Figure 4. Intracellular cargo delivery by PCI and light-triggered endosomal release

A photosensitizer and a macromolecular cargo incubated with live cells through endocytic uptake followed by endosomal escape. Both the photosensitizer and cargo traffick along the endocytic pathway. Upon irradiating the photosensitizer, ROS are generated and the membrane of endocytic organelles is oxidized. Oxidation leads to membrane rupture and leakage of the cargo into the cytosol. To maximize the selective disruption of endosomal membranes (i.e. minimize cell death by plasma membrane disruption), the PCI process can be mediated by photosensitizers that are relatively hydrophilic or by fluorophore-CPP conjugates. In the latter case, the CPP is thought to target the ROS-generating fluorophore to the endosomal membrane and enhance the generation of ROS in the close vicinity of the lipid bilayer. In addition, the CPP interacts with oxidized species to facilitate membrane leakage.

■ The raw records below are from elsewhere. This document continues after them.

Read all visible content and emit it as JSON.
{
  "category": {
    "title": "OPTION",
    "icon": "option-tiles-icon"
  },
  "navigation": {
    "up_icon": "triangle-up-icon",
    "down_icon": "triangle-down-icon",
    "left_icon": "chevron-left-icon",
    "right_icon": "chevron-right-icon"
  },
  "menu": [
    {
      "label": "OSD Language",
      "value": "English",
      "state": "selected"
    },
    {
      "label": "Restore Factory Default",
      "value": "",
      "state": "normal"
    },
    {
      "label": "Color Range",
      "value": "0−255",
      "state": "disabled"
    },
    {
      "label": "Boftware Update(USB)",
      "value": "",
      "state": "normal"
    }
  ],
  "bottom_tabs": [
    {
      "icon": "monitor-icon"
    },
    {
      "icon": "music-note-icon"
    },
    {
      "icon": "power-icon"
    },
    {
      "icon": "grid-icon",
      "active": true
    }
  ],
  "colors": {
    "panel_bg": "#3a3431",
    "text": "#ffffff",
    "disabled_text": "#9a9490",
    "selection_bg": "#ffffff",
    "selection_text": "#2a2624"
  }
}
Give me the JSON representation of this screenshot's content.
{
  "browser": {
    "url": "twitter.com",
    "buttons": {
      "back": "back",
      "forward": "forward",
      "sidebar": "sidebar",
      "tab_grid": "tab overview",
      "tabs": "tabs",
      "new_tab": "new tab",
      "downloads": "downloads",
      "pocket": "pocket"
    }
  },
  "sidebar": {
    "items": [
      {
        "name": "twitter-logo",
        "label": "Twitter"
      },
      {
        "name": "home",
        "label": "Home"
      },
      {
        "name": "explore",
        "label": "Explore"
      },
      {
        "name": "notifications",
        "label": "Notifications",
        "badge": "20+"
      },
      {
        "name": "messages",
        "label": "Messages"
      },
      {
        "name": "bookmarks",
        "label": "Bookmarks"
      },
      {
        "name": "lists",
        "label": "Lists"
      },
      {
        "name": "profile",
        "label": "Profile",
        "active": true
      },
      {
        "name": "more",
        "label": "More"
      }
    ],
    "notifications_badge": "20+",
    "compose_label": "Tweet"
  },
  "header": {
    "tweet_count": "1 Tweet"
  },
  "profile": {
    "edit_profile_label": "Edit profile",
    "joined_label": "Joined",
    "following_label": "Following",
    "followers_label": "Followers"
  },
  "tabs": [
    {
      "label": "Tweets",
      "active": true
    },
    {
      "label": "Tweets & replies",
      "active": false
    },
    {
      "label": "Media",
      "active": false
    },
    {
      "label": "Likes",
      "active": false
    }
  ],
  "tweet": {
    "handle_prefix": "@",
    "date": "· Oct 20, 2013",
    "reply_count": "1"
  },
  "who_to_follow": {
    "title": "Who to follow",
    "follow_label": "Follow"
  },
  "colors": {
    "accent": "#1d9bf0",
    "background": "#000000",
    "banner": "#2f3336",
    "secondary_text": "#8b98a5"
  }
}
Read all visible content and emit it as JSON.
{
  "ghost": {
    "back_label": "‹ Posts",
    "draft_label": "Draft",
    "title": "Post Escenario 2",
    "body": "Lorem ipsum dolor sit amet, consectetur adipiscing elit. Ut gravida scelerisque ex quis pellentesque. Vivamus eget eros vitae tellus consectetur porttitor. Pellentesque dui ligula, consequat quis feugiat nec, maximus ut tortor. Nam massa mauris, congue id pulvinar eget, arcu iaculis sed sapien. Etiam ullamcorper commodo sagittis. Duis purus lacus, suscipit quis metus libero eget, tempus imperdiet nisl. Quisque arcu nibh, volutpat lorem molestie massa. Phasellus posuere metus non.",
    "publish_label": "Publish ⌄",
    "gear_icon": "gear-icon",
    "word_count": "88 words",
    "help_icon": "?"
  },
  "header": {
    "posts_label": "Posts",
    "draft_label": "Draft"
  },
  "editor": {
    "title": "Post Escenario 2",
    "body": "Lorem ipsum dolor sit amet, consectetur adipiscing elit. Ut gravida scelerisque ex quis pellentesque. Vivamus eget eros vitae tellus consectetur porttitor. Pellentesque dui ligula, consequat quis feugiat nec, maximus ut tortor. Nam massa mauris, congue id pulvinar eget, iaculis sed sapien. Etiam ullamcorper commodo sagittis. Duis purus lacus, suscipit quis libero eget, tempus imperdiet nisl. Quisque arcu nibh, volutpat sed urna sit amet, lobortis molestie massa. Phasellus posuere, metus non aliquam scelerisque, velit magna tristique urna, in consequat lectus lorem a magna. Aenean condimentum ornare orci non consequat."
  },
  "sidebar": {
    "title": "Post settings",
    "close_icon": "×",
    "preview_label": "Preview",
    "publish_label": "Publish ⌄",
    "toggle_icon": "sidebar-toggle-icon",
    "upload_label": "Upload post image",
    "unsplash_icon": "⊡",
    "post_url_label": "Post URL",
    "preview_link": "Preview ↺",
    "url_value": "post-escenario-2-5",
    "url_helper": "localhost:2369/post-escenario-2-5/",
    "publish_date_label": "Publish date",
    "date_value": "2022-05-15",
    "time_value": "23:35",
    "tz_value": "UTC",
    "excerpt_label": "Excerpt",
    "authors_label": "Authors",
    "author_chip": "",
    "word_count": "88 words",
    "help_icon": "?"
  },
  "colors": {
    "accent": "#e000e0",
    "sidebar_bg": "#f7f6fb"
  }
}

Figure 5. Cytosolic delivery of antigens in dendritic cells

An exogenous protein is endocytosed by dentritic cells. The internalized protein is degraded by endosomal proteases. Upon activation, NOX2, a NADPH oxidase complex present at the membrane of endosomes, generates superoxide anion (O₂^•−). Hydrogen peroxide (H₂O₂) and hydroxyl radical (^•OH) are subsequently formed in the lumen of endosomes. These ROS lead to formation of lipid hydroperoxides (LOOH). Lipid peroxidation is propagated within the lipid bilayer and damage ultimately leads to membrane rupture and leakage of the protein fragments into the cytosol of cells. The intracellular protein fragments may be further degraded by the proteasome and are eventually exposed on the plasma membrane for presentation by MHC class I receptors.

Figure 6. Inactivation of bacteria by ATCUN-AMP mediated membrane oxidation

A) Model for the synergistic behavior between the tick salivary gland peptides ixosin and ixosin B. By itself, Ixosin B can cross E. coli outer and inner membranes and localize in the cytosolic space. However, when co-incubated with ixosin, ixosin B changes its localization and is observed to interact with the membrane. The change in localization is due to the oxidation of the bacterial membrane by ixosin, which contains a copper binding motif (shown in red in the peptide sequence) capable of generating oxidizing species. Overall, ixosin and ixosin B work in synergy to kill bacteria by membrane lysis. B) Appending Amino Terminal Copper and Nickel (ATCUN) binding motifs to AMP increases bactericidal activities. Once bound to copper ions, ATCUN-AMP produces reactive oxygen species that target the bacterial membrane. In turn, oxidation of the membrane causes the recruitment of more ATCUN-AMP, thereby generating a forward loop. Membrane lysis is then achieved by the combined effect of oxidized membrane components and of the AMP moiety. While the AMP can cause membrane lysis in the absence of oxidation, addition of the ATCUN sequence leads to a reduction in minimum inhibitory concentration.

Figure 7. Bacterial photo-inactivation by an AMP-photosensitizer conjugate

The hydrophilic photosensitizer eosin Y generates ROS, including singlet oxygen, when irradiated with green light. By itself, eosin Y is relatively innocuous because it does not associate with bacterial cell walls. In contrast, eosin Y conjugated to the antimicrobial peptide (KLAKLAK)₂ kills Gram negative and Gram positive bacteria effectively. The amphiphilic peptide moiety binds to bacterial membranes and promotes ROS generation in the vicinity of lipid bilayers. The bacterial membranes are destabilized by oxidation of membrane components and by action of the peptide. Overall, a synergistic relationship exists: the AMP renders the photosensitizer more effective at oxidizing membranes while the photosensitizer facilitates AMP-mediated membrane lysis.